Cross Easements: Right to move freely over another parcel(s), which in many instances refers to utilities lines or access to parking within shopping centers.

Deed: A legal document conveying ownership of property.

Default: Failure to meet legal obligations in a contract, specifically, failure to make the monthly payments on a mortgage.

Deferred Interest: When a mortgage is written with a monthly payment that is less than required to satisfy the note rate, the unpaid interest is deferred by adding it to the loan balance.

Double Net Lease: A lease where the tenant is responsible for property taxes and insurance, but is not responsible for the building or structure.

Downleg: The property to be exchanged in a 1031 exchange. For a more detailed explanation of 1031 exchanges, please view the 1031 Exchange page on the Willis Ventures website.

Due Diligence: Activities carried out by a prospective purchaser or mortgager of property to confirm that the property is as represented by the seller. Due diligence is an investigation by the purchaser/purchaser’s consultants to confirm that all the statements within the property documents are true and that no material facts are omitted.

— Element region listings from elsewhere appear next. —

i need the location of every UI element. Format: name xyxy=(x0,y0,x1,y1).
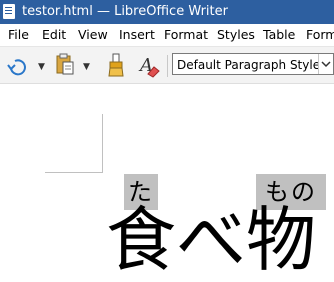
paragraph-style-combobox[interactable]: Default Paragraph Style xyxy=(172,53,334,75)
paste-icon[interactable] xyxy=(54,53,76,77)
body-text: 食べ物 xyxy=(106,199,316,281)
writer-app-icon xyxy=(3,4,15,19)
menu-styles[interactable]: Styles xyxy=(217,27,255,43)
paragraph-style-value[interactable]: Default Paragraph Style xyxy=(177,57,320,73)
menu-table[interactable]: Table xyxy=(263,27,295,43)
undo-icon[interactable] xyxy=(6,56,28,76)
menu-view[interactable]: View xyxy=(78,27,108,43)
document-area[interactable]: た もの 食べ物 xyxy=(0,84,334,282)
clear-formatting-icon[interactable]: A xyxy=(138,54,162,78)
menu-form[interactable]: Form xyxy=(306,27,334,43)
menu-bar: File Edit View Insert Format Styles Tabl… xyxy=(0,24,334,47)
chevron-down-icon[interactable] xyxy=(319,54,333,74)
toolbar-separator xyxy=(167,55,168,77)
window-title: testor.html — LibreOffice Writer xyxy=(22,4,228,19)
clone-formatting-icon[interactable] xyxy=(106,52,126,78)
page-margin-corner-vertical xyxy=(102,114,103,173)
page-margin-corner-horizontal xyxy=(45,172,103,173)
menu-file[interactable]: File xyxy=(8,27,29,43)
paste-dropdown-chevron-down-icon[interactable]: ▼ xyxy=(83,62,90,72)
paragraph-style-dropdown[interactable] xyxy=(318,54,333,74)
undo-dropdown-chevron-down-icon[interactable]: ▼ xyxy=(38,62,45,72)
menu-edit[interactable]: Edit xyxy=(42,27,66,43)
title-bar: testor.html — LibreOffice Writer xyxy=(0,0,334,24)
menu-insert[interactable]: Insert xyxy=(119,27,155,43)
menu-format[interactable]: Format xyxy=(164,27,208,43)
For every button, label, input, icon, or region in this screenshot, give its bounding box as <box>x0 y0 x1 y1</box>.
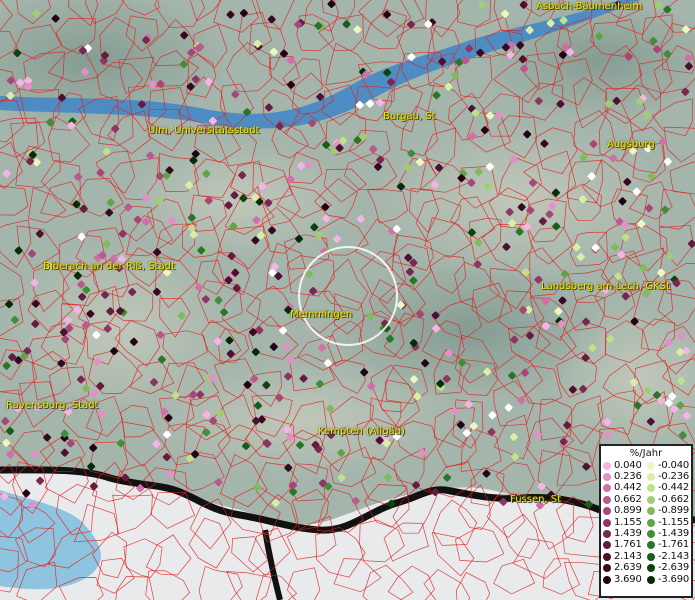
legend-value: -1.439 <box>658 528 690 540</box>
city-label-asbach: Asbach-Bäumenheim <box>536 1 643 12</box>
legend-value: 2.639 <box>614 562 642 574</box>
city-label-biberach: Biberach an der Riß, Stadt <box>43 261 175 272</box>
legend-swatch <box>603 473 611 482</box>
legend-value: 0.442 <box>614 482 642 494</box>
legend-swatch <box>647 575 655 584</box>
legend-value: -2.639 <box>658 562 690 574</box>
legend-title: %/Jahr <box>629 448 663 459</box>
legend-swatch <box>603 484 611 493</box>
city-label-burgau: Burgau, St <box>383 111 436 122</box>
legend-row: -2.143 <box>647 551 691 562</box>
legend-row: -1.155 <box>647 517 691 528</box>
legend-swatch <box>647 530 655 539</box>
legend-swatch <box>603 495 611 504</box>
legend-negative-column: -0.040 -0.236 -0.442 -0.662 -0.899 -1.155 -1.4… <box>647 460 691 585</box>
city-label-landsberg: Landsberg am Lech, GKSt <box>541 281 670 292</box>
city-label-augsburg: Augsburg <box>607 139 655 150</box>
legend-row: -0.899 <box>647 506 691 517</box>
legend-value: 1.761 <box>614 539 642 551</box>
legend-row: 0.040 <box>603 460 647 471</box>
legend-value: -0.040 <box>658 459 690 471</box>
legend-row: 1.439 <box>603 528 647 539</box>
legend-row: 0.662 <box>603 494 647 505</box>
legend-swatch <box>603 575 611 584</box>
legend-swatch <box>603 507 611 516</box>
legend-row: 0.236 <box>603 471 647 482</box>
legend-swatch <box>647 564 655 573</box>
legend-row: 1.155 <box>603 517 647 528</box>
legend-row: 2.639 <box>603 563 647 574</box>
legend-value: 3.690 <box>614 573 642 585</box>
legend-swatch <box>603 461 611 470</box>
legend-value: 1.439 <box>614 528 642 540</box>
legend-swatch <box>647 495 655 504</box>
legend-row: -0.662 <box>647 494 691 505</box>
legend-row: -1.439 <box>647 528 691 539</box>
legend-swatch <box>603 541 611 550</box>
legend-swatch <box>647 541 655 550</box>
legend-positive-column: 0.040 0.236 0.442 0.662 0.899 1.155 1.439 1.761… <box>603 460 647 585</box>
legend-swatch <box>647 461 655 470</box>
legend-value: 2.143 <box>614 550 642 562</box>
legend-swatch <box>647 518 655 527</box>
legend-row: 0.442 <box>603 483 647 494</box>
city-label-ravensburg: Ravensburg, Stadt <box>6 400 99 411</box>
legend-row: 3.690 <box>603 574 647 585</box>
legend: %/Jahr 0.040 0.236 0.442 0.662 0.899 1.155 1.4… <box>599 444 693 598</box>
legend-value: -3.690 <box>658 573 690 585</box>
legend-value: 0.236 <box>614 471 642 483</box>
selection-ring <box>298 246 398 346</box>
legend-swatch <box>603 564 611 573</box>
legend-row: -3.690 <box>647 574 691 585</box>
legend-value: -0.442 <box>658 482 690 494</box>
legend-row: -0.442 <box>647 483 691 494</box>
legend-swatch <box>647 552 655 561</box>
city-label-ulm: Ulm, Universitätsstadt <box>148 125 260 136</box>
legend-row: -0.040 <box>647 460 691 471</box>
legend-value: -2.143 <box>658 550 690 562</box>
legend-row: 1.761 <box>603 540 647 551</box>
legend-value: 0.662 <box>614 493 642 505</box>
legend-swatch <box>647 507 655 516</box>
legend-swatch <box>603 518 611 527</box>
legend-swatch <box>603 552 611 561</box>
legend-value: -0.662 <box>658 493 690 505</box>
legend-row: 0.899 <box>603 506 647 517</box>
city-label-memmingen: Memmingen <box>290 309 353 320</box>
legend-row: -0.236 <box>647 471 691 482</box>
legend-value: -0.236 <box>658 471 690 483</box>
city-label-kempten: Kempten (Allgäu) <box>318 426 405 437</box>
legend-swatch <box>647 484 655 493</box>
legend-value: -1.155 <box>658 516 690 528</box>
legend-value: -0.899 <box>658 505 690 517</box>
legend-row: -2.639 <box>647 563 691 574</box>
legend-value: 0.899 <box>614 505 642 517</box>
legend-row: -1.761 <box>647 540 691 551</box>
legend-swatch <box>647 473 655 482</box>
legend-value: -1.761 <box>658 539 690 551</box>
legend-value: 1.155 <box>614 516 642 528</box>
legend-swatch <box>603 530 611 539</box>
legend-value: 0.040 <box>614 459 642 471</box>
city-label-fuessen: Füssen, St <box>510 494 562 505</box>
legend-row: 2.143 <box>603 551 647 562</box>
map-view[interactable]: Asbach-Bäumenheim Ulm, Universitätsstadt… <box>0 0 695 600</box>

Egress: Exit out of a property.

Environmental Impact Statement: Documents required by federal and state laws to accompany proposals for major projects and programs that will likely have an impact on the surrounding environment.

Equity: The difference between a property’s value and the mortgage amount owed on the property.

Escrow: The holding of documents and money by a third party prior to closing.

Estoppel: In Real Estate, an “Estoppel Certificate” is a document signed by the Seller confirming the representations made by the Seller in the subject property lease. The reasons for a Buyer to request an Estoppel Certificate are twofold: 1) to confirm the Seller’s representations to the lease and 2) to prevent the Seller from later asserting a fact that is inconsistent with the terms of the lease.

Fixed-Rate Mortgage (FRM):
A loan on which the interest rate and monthly payment do not change.

Franchise: A form of business organization in which a firm which already has a successful product or service (the franchisor) enters into a continuing contractual relationship with other businesses (franchisees) operating under the franchisor's trade name and usually with the franchisor's guidance, in exchange for a fee.

Fully Amortized ARM: An adjustable-rate mortgage (ARM) with a monthly payment that is sufficient to amortize the remaining balance, at the interest accrual rate, over the amortization term.